The Parallel Lives of Frederick Douglass & Abraham Lincoln

by John Stauffer

Pub Date: Nov. 3rd, 2008
ISBN: 978-0-446-58009-0
Publisher: Twelve

A dual biography highlighting the remarkable similarities and the crucial differences between “the two pre-eminent self-made men in American history.”

The interest in linking Lincoln and Douglass has never been greater—see, for example, Paul and Stephen Kendrick’s Douglass and Lincoln (2008) and James Oakes’s The Radical and the Republican (2007)—and surely the intertwined careers of both men support continuing efforts to understand their combined, enduring impact. In five double-barreled chapters focusing on comparable stages in each man’s life, Stauffer (History of American Civilization and English/Harvard Univ.; The Black Hearts of Men: Radical Abolitionists and the Transformation of Race, 2002, etc.) explains how Douglass the slave and Lincoln the frontiersman emerged from a culture of poverty, ignorance and violence to international renown.
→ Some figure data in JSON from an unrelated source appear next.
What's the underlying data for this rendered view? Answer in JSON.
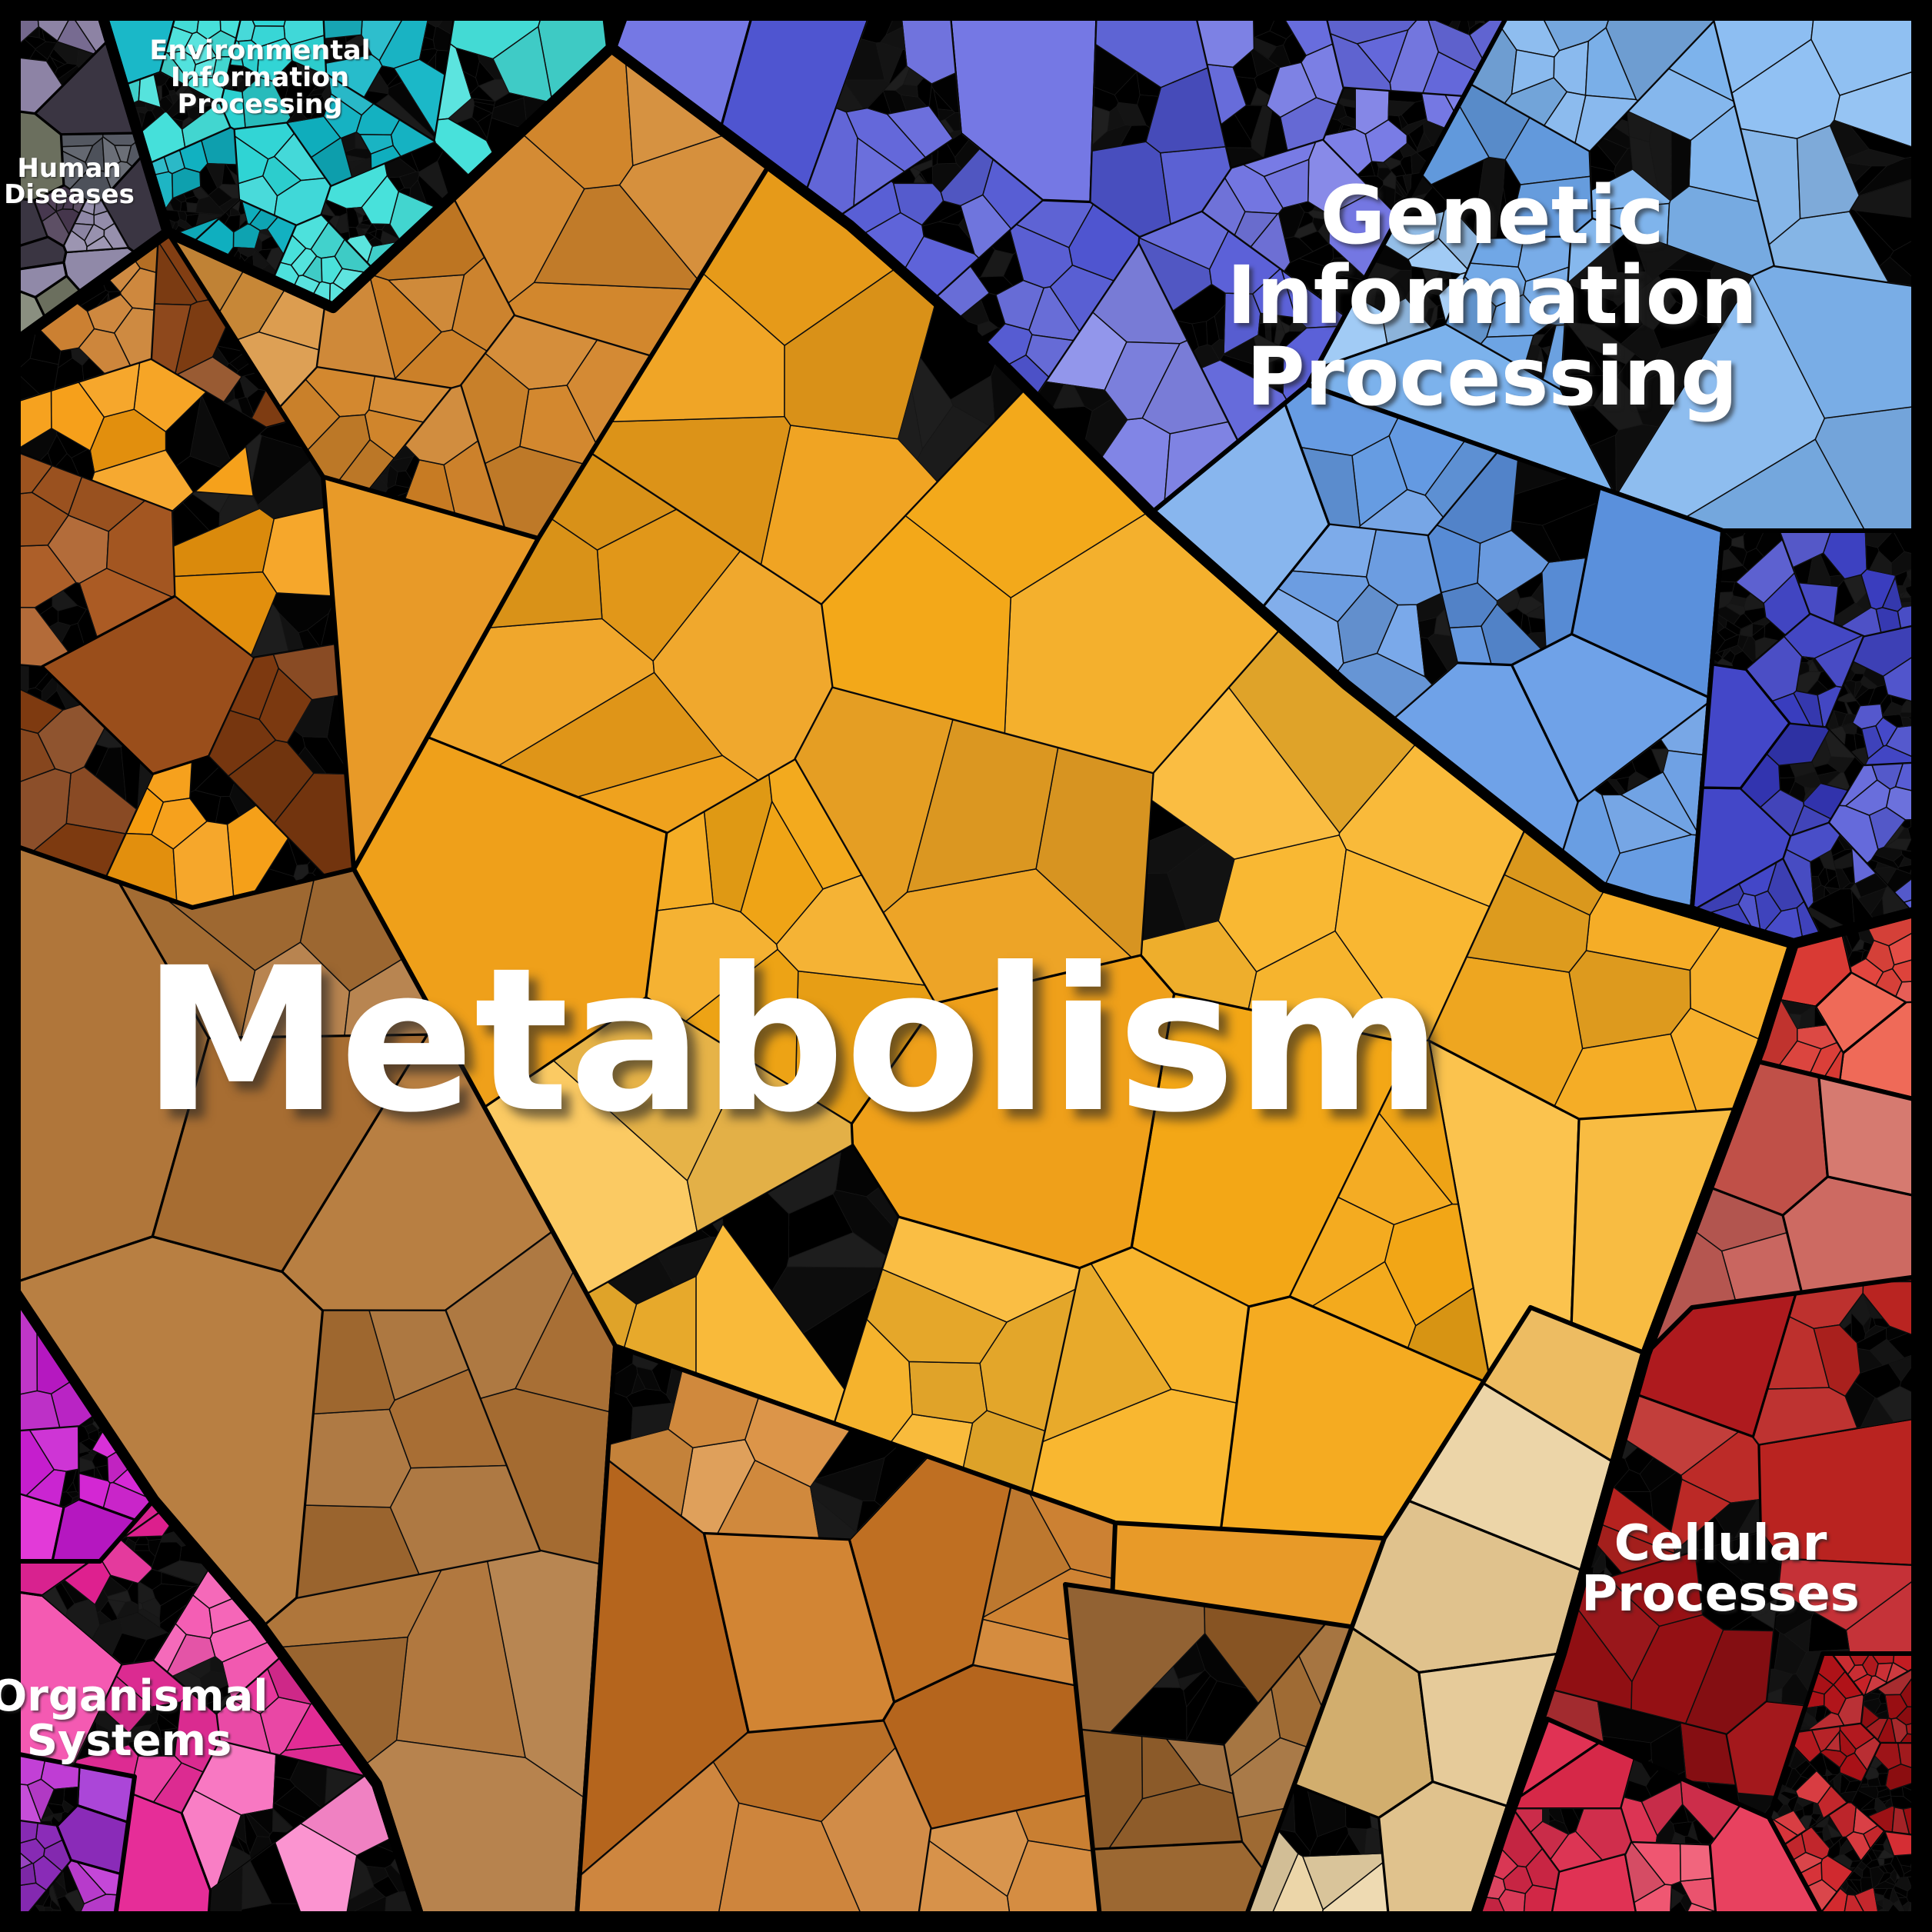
{
  "chart_data": {
    "type": "voronoi-treemap",
    "title": "",
    "description_visible_text_only": "KEGG-style hierarchical Voronoi treemap; only category labels are rendered, no numeric values are shown",
    "categories": [
      {
        "label": "Metabolism",
        "color": "#f5ab21"
      },
      {
        "label": "Genetic Information Processing",
        "color": "#6fa2e8"
      },
      {
        "label": "Environmental Information Processing",
        "color": "#16c2cc"
      },
      {
        "label": "Cellular Processes",
        "color": "#ae1a1e"
      },
      {
        "label": "Organismal Systems",
        "color": "#ee3fa4"
      },
      {
        "label": "Human Diseases",
        "color": "#5d6170"
      }
    ],
    "layout_hints": {
      "hierarchy_levels": 3,
      "cell_border_color": "#000000",
      "frame_color": "#000000",
      "label_color": "#ffffff",
      "legend": "none",
      "axes": "none"
    }
  },
  "labels": {
    "metabolism": {
      "text": "Metabolism"
    },
    "gip": {
      "lines": [
        "Genetic",
        "Information",
        "Processing"
      ]
    },
    "eip": {
      "lines": [
        "Environmental",
        "Information",
        "Processing"
      ]
    },
    "hd": {
      "lines": [
        "Human",
        "Diseases"
      ]
    },
    "cp": {
      "lines": [
        "Cellular",
        "Processes"
      ]
    },
    "os": {
      "lines": [
        "Organismal",
        "Systems"
      ]
    }
  },
  "colors": {
    "metabolism": "#f5ab21",
    "genetic_information_processing": "#6fa2e8",
    "environmental_information_processing": "#16c2cc",
    "cellular_processes": "#ae1a1e",
    "organismal_systems": "#ee3fa4",
    "human_diseases": "#5d6170",
    "border": "#000000",
    "label_text": "#ffffff"
  }
}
Both were physically imposing; both abstained from tobacco and alcohol at a time when few men did. Both were poetry lovers—they had Robert Burns in common—and both were unsuitably married, Douglass to an illiterate, Lincoln to a termagant. A naturally talented orator, Douglass worked to perfect his writing. Always a good, later a great writer (and a superb editor), Lincoln slowly emerged as an effective public speaker. Addressing public issues, Douglass decided quickly and frequently changed strategies. Lincoln always made up his mind slowly, but then rarely reversed course. Douglass, the radical, never befriended an enemy until after converting that man to his cause. Lincoln, the conciliator, believed that “if you would win a man to your cause, first convince him that you are his sincere friend.” Notwithstanding calculated, public statements by Lincoln and Douglass, Stauffer goes too far in claiming “an interracial friendship.” The author is also oddly willing to speculate broadly on Lincoln’s premarital sexual history, and unwilling to reciprocate when it comes to Douglass’s extramarital relations. Despite these lapses, Stauffer’s dexterous interweaving of biographical detail makes for enjoyable reading and serves as a useful introduction to understanding the dynamic between two 19th-century giants.

A frequently insightful look at the makeup of two men who helped remake the country.